Agricultural Methane Remains the Largest Source and a Growing Challenge
Agriculture is projected to see an 8 percent increase in methane emissions by 2030 as demand for food grows. Livestock expansion in Africa and Latin America is a key factor. Even with fully implemented national plans, emissions still rise 4 percent above 2020 levels. The sector is responsible for 42 percent of total methane output.
Yet technical measures could reduce emissions by 24 million tonnes by 2030 and by 7 percent by 2050. Low-cost options include anaerobic digesters for manure, improved feed, better breeding, new rice cultivation methods and bans on agricultural biomass burning.
UNEP says these measures would cost about US$2.5 billion a year. That amount is far below the value of global farm subsidies. Repurposing a small share of those subsidies could help fund methane cuts.
Policy growth in agriculture has been uneven. Most rules focus on manure. Enteric fermentation, which is a larger source, remains underregulated. Rice methane policies are limited. Burning of crop residues continues in many high-emitting regions. Evidence on costs and effectiveness is scarce.
UNEP urges countries to move toward long-term strategies that combine productivity, resilience and emissions reductions.
Data, Finance and Long-Term Pathways Determine What Happens Next
The report says accurate empirical data is essential to track progress. Several inventories still rely on generic emission factors. Satellite and ground-based systems are growing but coverage remains uneven. Underreporting remains common.
UNEP says measurement-based monitoring is critical. It enables enforcement. It guides investment. It improves inventories.
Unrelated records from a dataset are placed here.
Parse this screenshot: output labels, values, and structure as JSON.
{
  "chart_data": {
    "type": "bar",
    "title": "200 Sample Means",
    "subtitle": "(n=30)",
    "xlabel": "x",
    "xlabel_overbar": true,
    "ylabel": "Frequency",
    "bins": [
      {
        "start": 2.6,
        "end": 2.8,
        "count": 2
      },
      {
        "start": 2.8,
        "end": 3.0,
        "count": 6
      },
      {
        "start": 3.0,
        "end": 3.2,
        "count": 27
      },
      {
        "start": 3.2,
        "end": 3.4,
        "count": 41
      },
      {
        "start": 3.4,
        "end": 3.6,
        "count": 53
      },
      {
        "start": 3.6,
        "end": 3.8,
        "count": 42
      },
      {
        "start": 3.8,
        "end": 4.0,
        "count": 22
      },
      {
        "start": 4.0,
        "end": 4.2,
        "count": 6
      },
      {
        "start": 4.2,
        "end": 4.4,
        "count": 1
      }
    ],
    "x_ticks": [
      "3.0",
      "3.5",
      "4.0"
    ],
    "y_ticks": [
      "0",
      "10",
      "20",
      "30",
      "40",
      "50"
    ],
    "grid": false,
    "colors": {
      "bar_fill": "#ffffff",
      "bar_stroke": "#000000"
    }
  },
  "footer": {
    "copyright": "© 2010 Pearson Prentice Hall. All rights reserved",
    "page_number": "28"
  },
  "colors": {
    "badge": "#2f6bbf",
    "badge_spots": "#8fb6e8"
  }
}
Financing remains a central barrier. Methane mitigation finance reached $13.7 billion a year in 2021 and 2022. But UNEP estimates that achieving the 2030 target requires $127 billion a year. That level equals only 6 percent of global climate finance in 2023.
Development finance institutions provide about $3 billion a year for methane mitigation. UNEP says this level is small given their total annual investment of $2.5 trillion.
“This is one of the fastest and most cost-effective opportunities for climate action. The benefits far outweigh the costs,” Abakerli said.
UNEP adds that technical measures alone will not be enough after 2030. Deep decarbonization and demand-side changes must accompany methane cuts. These include shifts in diets, reductions in food waste and cleaner energy systems. Combined, these measures could reduce methane emissions 53 percent by 2050, which is consistent with 1.5°C pathways.
Still, the window for action remains open. The next five years are decisive. Many solutions already exist. Adoption is the barrier, not technology.
“Rapid action on methane can slow warming now and reduce major health risks,” Abakerli said. “The tools exist. What matters is how quickly they are deployed.”